I've just noticed this started life in ARMISelLowering.cpp; since we're improving it here, can we fix that one too? Or even share the implementation somewhere (BuildVectorSDNode, or perhaps SelectionDAG if you anticipate handling more cases in the future)

7542

Why are we bailing on undef here?

7548

I don't think this can handle 2^64. Really, we might as well convert to an APSInt and use exactLogBase2 or something.

Thanks, Tim. I'll post a new revision in a bit.

lib/Target/AArch64/AArch64ISelLowering.cpp
7537

I was planning on updating the version in ARMISelLowering as well, but I agree we can just make this common to BuildVectorSDNode or elsewhere and use the new version in both ARM and AArch64.

7542

No particular reason other than I was trying to be conservative. I'll remove the !UndefElements.none() check.

7548

Thanks for the suggestion, Tim. I'm not overly familiar with all of the APFloat/APInt APIs, hence the less than ideal solution.
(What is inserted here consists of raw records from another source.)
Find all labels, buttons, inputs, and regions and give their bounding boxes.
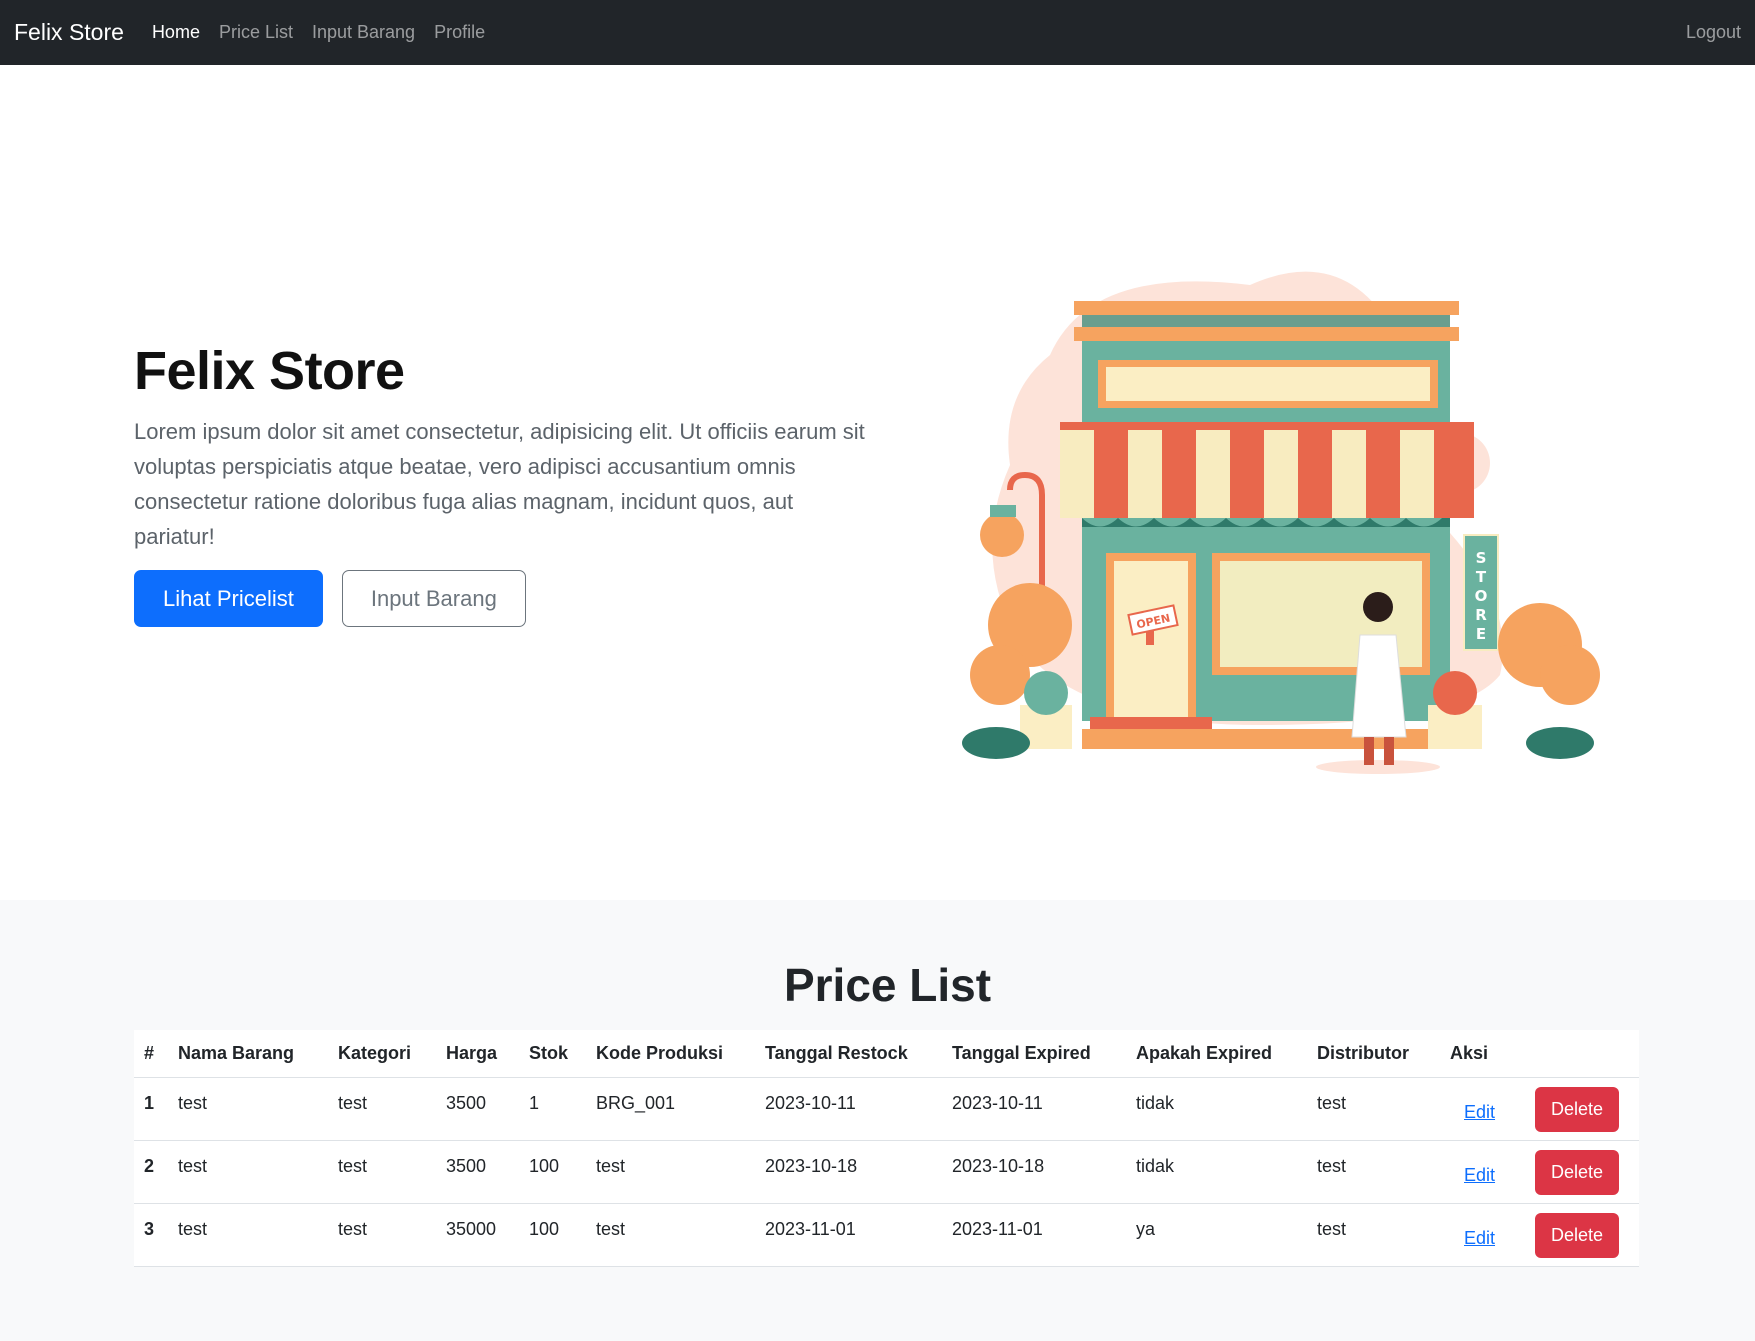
cell-apakah-expired: tidak xyxy=(1126,1140,1307,1204)
col-header-apakah-expired: Apakah Expired xyxy=(1126,1030,1307,1078)
lihat-pricelist-button[interactable]: Lihat Pricelist xyxy=(134,570,323,627)
hero-lead-text: Lorem ipsum dolor sit amet consectetur, … xyxy=(134,419,865,549)
cell-tanggal-restock: 2023-11-01 xyxy=(755,1203,942,1267)
store-sign-t: T xyxy=(1476,568,1487,586)
col-header-distributor: Distributor xyxy=(1307,1030,1440,1078)
delete-button[interactable]: Delete xyxy=(1535,1149,1620,1195)
input-barang-button[interactable]: Input Barang xyxy=(341,570,526,627)
price-list-title: Price List xyxy=(783,959,992,1011)
col-header-nama-barang: Nama Barang xyxy=(168,1030,328,1078)
cell-aksi: Edit Delete xyxy=(1440,1077,1639,1141)
cell-aksi: Edit Delete xyxy=(1440,1140,1639,1204)
cell-tanggal-expired: 2023-10-18 xyxy=(942,1140,1126,1204)
hero-section: Felix Store Lorem ipsum dolor sit amet c… xyxy=(0,65,1755,900)
cell-kategori: test xyxy=(328,1203,436,1267)
navbar-brand[interactable]: Felix Store xyxy=(14,19,124,46)
nav-links: Home Price List Input Barang Profile xyxy=(152,22,485,43)
cell-tanggal-expired: 2023-11-01 xyxy=(942,1203,1126,1267)
table-row: 3 test test 35000 100 test 2023-11-01 20… xyxy=(134,1203,1639,1267)
price-table: # Nama Barang Kategori Harga Stok Kode P… xyxy=(134,1030,1639,1267)
hero-title: Felix Store xyxy=(134,341,405,401)
table-row: 1 test test 3500 1 BRG_001 2023-10-11 20… xyxy=(134,1077,1639,1141)
col-header-number: # xyxy=(134,1030,168,1078)
store-illustration: OPEN S T O R E xyxy=(962,271,1600,774)
cell-nama-barang: test xyxy=(168,1077,328,1141)
edit-link[interactable]: Edit xyxy=(1464,1228,1495,1249)
edit-link[interactable]: Edit xyxy=(1464,1165,1495,1186)
cell-distributor: test xyxy=(1307,1140,1440,1204)
cell-kode-produksi: test xyxy=(586,1203,755,1267)
nav-input-barang[interactable]: Input Barang xyxy=(312,22,415,43)
cell-harga: 35000 xyxy=(436,1203,519,1267)
cell-harga: 3500 xyxy=(436,1140,519,1204)
logout-link[interactable]: Logout xyxy=(1686,22,1741,43)
cell-number: 1 xyxy=(134,1077,168,1141)
store-sign-o: O xyxy=(1475,587,1488,605)
cell-nama-barang: test xyxy=(168,1203,328,1267)
store-sign-r: R xyxy=(1475,606,1487,624)
price-table-container: # Nama Barang Kategori Harga Stok Kode P… xyxy=(134,1030,1639,1267)
cell-number: 3 xyxy=(134,1203,168,1267)
cell-stok: 100 xyxy=(519,1203,586,1267)
cell-stok: 100 xyxy=(519,1140,586,1204)
col-header-tanggal-expired: Tanggal Expired xyxy=(942,1030,1126,1078)
col-header-kode-produksi: Kode Produksi xyxy=(586,1030,755,1078)
store-sign-s: S xyxy=(1476,549,1487,567)
cell-number: 2 xyxy=(134,1140,168,1204)
table-row: 2 test test 3500 100 test 2023-10-18 202… xyxy=(134,1140,1639,1204)
cell-tanggal-restock: 2023-10-18 xyxy=(755,1140,942,1204)
cell-distributor: test xyxy=(1307,1077,1440,1141)
cell-apakah-expired: tidak xyxy=(1126,1077,1307,1141)
navbar: Felix Store Home Price List Input Barang… xyxy=(0,0,1755,65)
nav-price-list[interactable]: Price List xyxy=(219,22,293,43)
cell-kategori: test xyxy=(328,1140,436,1204)
cell-apakah-expired: ya xyxy=(1126,1203,1307,1267)
delete-button[interactable]: Delete xyxy=(1535,1212,1620,1258)
cell-harga: 3500 xyxy=(436,1077,519,1141)
col-header-aksi: Aksi xyxy=(1440,1030,1639,1078)
price-list-section: Price List # Nama Barang Kategori Harga … xyxy=(0,900,1755,1341)
nav-profile[interactable]: Profile xyxy=(434,22,485,43)
cell-aksi: Edit Delete xyxy=(1440,1203,1639,1267)
cell-kode-produksi: BRG_001 xyxy=(586,1077,755,1141)
hero-buttons: Lihat Pricelist Input Barang xyxy=(134,570,526,627)
col-header-kategori: Kategori xyxy=(328,1030,436,1078)
col-header-harga: Harga xyxy=(436,1030,519,1078)
cell-distributor: test xyxy=(1307,1203,1440,1267)
edit-link[interactable]: Edit xyxy=(1464,1102,1495,1123)
store-sign-e: E xyxy=(1476,625,1486,643)
col-header-stok: Stok xyxy=(519,1030,586,1078)
col-header-tanggal-restock: Tanggal Restock xyxy=(755,1030,942,1078)
nav-home[interactable]: Home xyxy=(152,22,200,43)
table-header-row: # Nama Barang Kategori Harga Stok Kode P… xyxy=(134,1030,1639,1078)
cell-nama-barang: test xyxy=(168,1140,328,1204)
cell-kode-produksi: test xyxy=(586,1140,755,1204)
cell-stok: 1 xyxy=(519,1077,586,1141)
cell-tanggal-restock: 2023-10-11 xyxy=(755,1077,942,1141)
delete-button[interactable]: Delete xyxy=(1535,1086,1620,1132)
cell-tanggal-expired: 2023-10-11 xyxy=(942,1077,1126,1141)
cell-kategori: test xyxy=(328,1077,436,1141)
I'll start digging to see if I can't implement a more robust solution.

mcrosier updated this revision to Diff 36749.Oct 7 2015, 8:26 AM

This should take care of all of your suggested improvements, Tim.

  1. Accommodated Tim's request for a generic interface for both ARM and AArch64 to compute const FP splat of power of 2.
  2. Allow matching against constant splats with undefs.

    Chad
mcrosier marked 6 inline comments as done.Oct 7 2015, 8:27 AM
t.p.northover accepted this revision.Oct 7 2015, 9:19 AM
t.p.northover edited edge metadata.

Thanks Chad. I think this looks good now.

Tim.

This revision is now accepted and ready to land.Oct 7 2015, 9:19 AM
mcrosier closed this revision.Oct 7 2015, 10:54 AM

Thanks, Tim! Committed in r249572, r249576, and r249579.